Besides forecasting, another time-series related major task is identifying suspicious or abnormal data in a series of observations that might distort the results of our analysis. One way to do so is to build an ARIMA model and analyze the distance between the predicted and actual values. The tsoutliers package provides a very convenient way to do so. Let's build a model on the number of cancelled flights in 2011:

> cts <- ts(daily$Cancelled)
> fit <- auto.arima(cts)
> auto.arima(cts)
Series: ts 
ARIMA(1,1,2)

Coefficients:
          ar1      ma1      ma2
      -0.2601  -0.1787  -0.7752
s.e.   0.0969   0.0746   0.0640

sigma^2 estimated as 539.8:  log likelihood=-1662.95
AIC=3333.9   AICc=3334.01   BIC=3349.49

So now we can use an ARIMA(1,1,2) model and the tso function to highlight (and optionally remove) the outliers from our dataset:

> library(tsoutliers)
> outliers <- tso(cts, tsmethod = 'arima',
+   args.tsmethod  = list(order = c(1, 1, 2)))
> plot(outliers)

Alternatively, we can run all the preceding steps in one go by automatically calling auto.arima inside tso without specifying any extra arguments besides the time-series object:

> plot(tso(ts(daily$Cancelled)))

Anyway, the results show that all observations with a high number of cancelled flights are outliers and so should be removed from the dataset. Well, considering any day with many cancelled flights as outlier sounds really optimistic! But this is very useful information; it suggests that, for example, forecasting an outlier event is not manageable with the previously discussed methods.

Traditionally, time-series analysis deals with trends and seasonality of data, and how to stationarize the time-series. If we are interested in deviations from normal events, some other methods need to be used.

Twitter recently published one of its R packages to detect anomalies in time-series. Now we will use its AnomalyDetection package to identify the preceding outliers in a much faster way. As you may have noticed, the tso function was really slow to run, and it cannot really handle large amount of data – while the AnomalyDetection package performs pretty well.

We can provide the input data as a vector of a data.frame with the first column storing the timestamps. Unfortunately, the AnomalyDetectionTs function does not really work well with data.table objects, so let's revert to the traditional data.frame class:

> dfc <- as.data.frame(daily[, c('date', 'Cancelled'), with = FALSE])

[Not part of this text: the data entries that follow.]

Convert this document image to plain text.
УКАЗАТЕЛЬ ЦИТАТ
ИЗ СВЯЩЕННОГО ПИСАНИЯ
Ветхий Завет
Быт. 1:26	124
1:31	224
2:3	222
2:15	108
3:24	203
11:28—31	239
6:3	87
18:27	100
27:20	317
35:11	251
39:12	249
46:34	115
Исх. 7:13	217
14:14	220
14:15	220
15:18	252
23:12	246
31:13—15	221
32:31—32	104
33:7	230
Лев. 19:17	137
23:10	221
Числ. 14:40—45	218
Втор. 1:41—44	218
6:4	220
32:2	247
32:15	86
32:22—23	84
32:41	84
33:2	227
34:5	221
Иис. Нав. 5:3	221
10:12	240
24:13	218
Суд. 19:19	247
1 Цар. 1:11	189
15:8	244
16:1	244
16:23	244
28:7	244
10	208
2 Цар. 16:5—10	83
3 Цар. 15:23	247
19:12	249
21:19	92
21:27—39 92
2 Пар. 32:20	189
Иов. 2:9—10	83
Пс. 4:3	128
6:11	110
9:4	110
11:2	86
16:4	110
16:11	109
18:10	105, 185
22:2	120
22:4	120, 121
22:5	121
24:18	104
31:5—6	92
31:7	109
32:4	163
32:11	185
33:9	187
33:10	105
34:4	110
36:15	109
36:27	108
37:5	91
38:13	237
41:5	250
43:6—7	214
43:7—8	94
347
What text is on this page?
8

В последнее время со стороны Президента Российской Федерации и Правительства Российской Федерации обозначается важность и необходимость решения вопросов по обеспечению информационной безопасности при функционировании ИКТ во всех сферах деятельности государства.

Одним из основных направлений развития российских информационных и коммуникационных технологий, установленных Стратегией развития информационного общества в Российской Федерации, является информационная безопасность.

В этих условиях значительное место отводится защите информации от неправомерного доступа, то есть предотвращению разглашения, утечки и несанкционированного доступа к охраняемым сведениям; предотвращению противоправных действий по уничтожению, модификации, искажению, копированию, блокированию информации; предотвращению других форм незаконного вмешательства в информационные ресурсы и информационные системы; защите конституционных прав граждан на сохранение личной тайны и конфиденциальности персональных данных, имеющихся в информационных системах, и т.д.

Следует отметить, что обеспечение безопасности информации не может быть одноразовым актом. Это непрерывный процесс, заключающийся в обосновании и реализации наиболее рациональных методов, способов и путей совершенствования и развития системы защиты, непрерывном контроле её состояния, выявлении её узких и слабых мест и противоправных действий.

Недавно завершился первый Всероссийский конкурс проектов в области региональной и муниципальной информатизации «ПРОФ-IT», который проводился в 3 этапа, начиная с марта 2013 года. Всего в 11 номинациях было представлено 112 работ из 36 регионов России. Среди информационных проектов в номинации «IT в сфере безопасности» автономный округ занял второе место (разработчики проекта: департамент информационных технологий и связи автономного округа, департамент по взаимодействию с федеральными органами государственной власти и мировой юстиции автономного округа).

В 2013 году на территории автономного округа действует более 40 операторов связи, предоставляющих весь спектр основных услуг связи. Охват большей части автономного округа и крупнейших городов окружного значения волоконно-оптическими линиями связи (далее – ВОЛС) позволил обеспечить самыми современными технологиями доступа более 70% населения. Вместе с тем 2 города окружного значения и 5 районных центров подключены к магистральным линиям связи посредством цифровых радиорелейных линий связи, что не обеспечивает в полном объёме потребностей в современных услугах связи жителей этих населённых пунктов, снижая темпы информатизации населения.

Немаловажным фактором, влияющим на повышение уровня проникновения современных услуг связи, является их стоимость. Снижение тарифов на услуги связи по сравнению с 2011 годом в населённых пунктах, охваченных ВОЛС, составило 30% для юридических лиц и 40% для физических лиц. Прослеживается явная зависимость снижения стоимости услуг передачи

Now let's load the package and plot the anomalies identified among the observations:

> library(AnomalyDetection)
> AnomalyDetectionTs(dfc, plot = TRUE)$plot

The results are very similar to the previous plots, but there are two things to note that you might have already noticed. The computation was extremely quick and, on the other hand, this plot includes human-friendly dates instead of some lame indexes on the x axis.